Placando il mio animo nel mantenere strette in mano le mie pietre, riconoscendole una ad una nel semplice tocco, attraverso le loro superfici, le loro forme, seguii pertanto silenziosamente la Figlia di Marr’Mahew, restandole vicino ad osservando, curiosamente, tutto ciò che mi venne offerto.

In sua compagnia conobbi le autorità della capitaneria di porto, scoprendo come, al di fuori di Kriarya, predominante fosse il numero delle regole scritte rispetto a quelle non scritte, dei codici e dei regolamenti imposti da una comune autorità rispetto al frutto di più o meno volubili patti fra i detentori della forza e, in conseguenza, del potere.

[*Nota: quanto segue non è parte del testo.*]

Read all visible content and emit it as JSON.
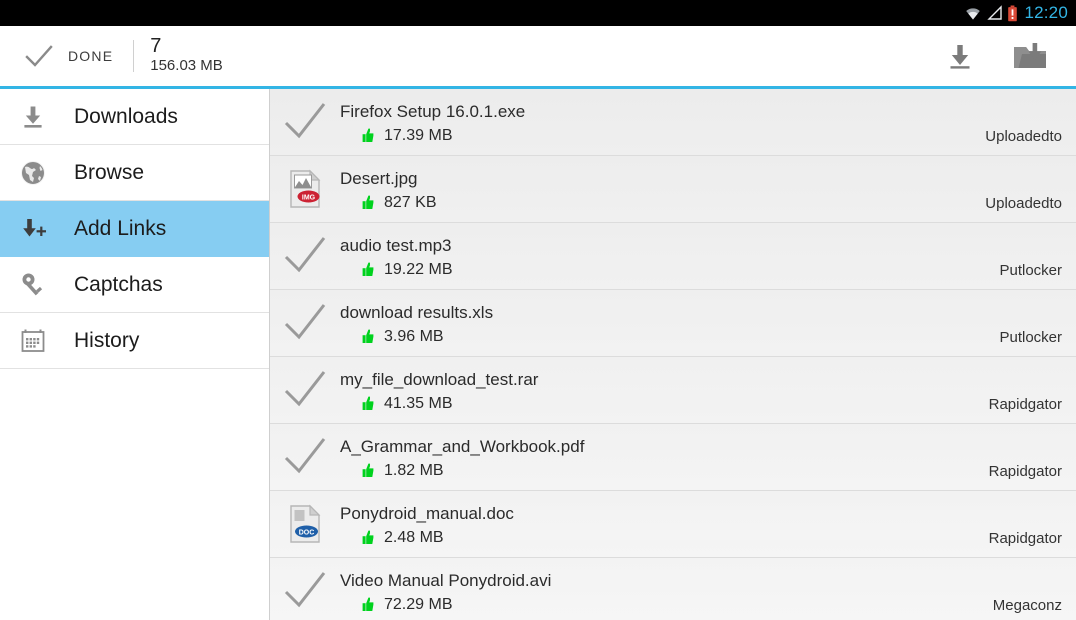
{
  "statusbar": {
    "time": "12:20",
    "icons": [
      "wifi-icon",
      "signal-icon",
      "battery-alert-icon"
    ],
    "accent_color": "#33b5e5",
    "background": "#000000"
  },
  "actionbar": {
    "done_label": "DONE",
    "done_icon": "check-icon",
    "selected_count": "7",
    "total_size": "156.03 MB",
    "actions": [
      {
        "name": "download-button",
        "icon": "download-icon"
      },
      {
        "name": "folder-download-button",
        "icon": "folder-download-icon"
      }
    ],
    "accent_underline": "#33b5e5"
  },
  "sidebar": {
    "items": [
      {
        "label": "Downloads",
        "icon": "download-icon",
        "active": false
      },
      {
        "label": "Browse",
        "icon": "globe-icon",
        "active": false
      },
      {
        "label": "Add Links",
        "icon": "add-link-icon",
        "active": true
      },
      {
        "label": "Captchas",
        "icon": "key-icon",
        "active": false
      },
      {
        "label": "History",
        "icon": "calendar-icon",
        "active": false
      }
    ],
    "active_color": "#86cdf2"
  },
  "list": {
    "status_icon_color": "#00d21e",
    "rows": [
      {
        "name": "Firefox Setup 16.0.1.exe",
        "size": "17.39 MB",
        "host": "Uploadedto",
        "icon": "check-icon",
        "status_icon": "thumbs-up-icon"
      },
      {
        "name": "Desert.jpg",
        "size": "827 KB",
        "host": "Uploadedto",
        "icon": "img-file-icon",
        "status_icon": "thumbs-up-icon"
      },
      {
        "name": "audio test.mp3",
        "size": "19.22 MB",
        "host": "Putlocker",
        "icon": "check-icon",
        "status_icon": "thumbs-up-icon"
      },
      {
        "name": "download results.xls",
        "size": "3.96 MB",
        "host": "Putlocker",
        "icon": "check-icon",
        "status_icon": "thumbs-up-icon"
      },
      {
        "name": "my_file_download_test.rar",
        "size": "41.35 MB",
        "host": "Rapidgator",
        "icon": "check-icon",
        "status_icon": "thumbs-up-icon"
      },
      {
        "name": "A_Grammar_and_Workbook.pdf",
        "size": "1.82 MB",
        "host": "Rapidgator",
        "icon": "check-icon",
        "status_icon": "thumbs-up-icon"
      },
      {
        "name": "Ponydroid_manual.doc",
        "size": "2.48 MB",
        "host": "Rapidgator",
        "icon": "doc-file-icon",
        "status_icon": "thumbs-up-icon"
      },
      {
        "name": "Video Manual Ponydroid.avi",
        "size": "72.29 MB",
        "host": "Megaconz",
        "icon": "check-icon",
        "status_icon": "thumbs-up-icon"
      }
    ]
  }
}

Riuscii quasi a divertirmi innanzi a tale spettacolo, all’operato volenteroso di tanti ufficiali preposti al controllo del porto e di tutte le sue attività, immaginando in che modo sarebbe mai potuto esistere un simile organismo per la gestione della mia città d’origine: l’unica flebile corrispondenza con esso, in verità, si sarebbe potuta ritrovare nella minima rappresentanza dell’esercito preposta alla sorveglianza dei quattro ingressi alle mura, il cui impegno, però, risultava essere puramente formale ancor prima che sostanziale, soprattutto in un confronto con ciò che in Seviath si trovava altresì offerto.
A seguito di una necessaria attesa, occorse meno di un quarto d’ora prima che la mia signora potesse ottenere le informazioni desiderate, ovviamente dietro il riconoscimento da parte sua di una tariffa fissata a tal riguardo: così, entrambi ci ritrovammo incamminati nel dedalo di moli antistante la città, assolutamente consapevoli, nonostante fossimo appena giunti, di ogni possibile obiettivo della nostra ricerca, di dove condurre i nostri passi e di quali nomi dover fare richiesta. O, per la precisione, fu Midda ad essere consapevole di ciò, laddove io mi impegnai semplicemente a seguirla non avendo ancora avuto modo di comprendere esattamente quanto fosse occorso.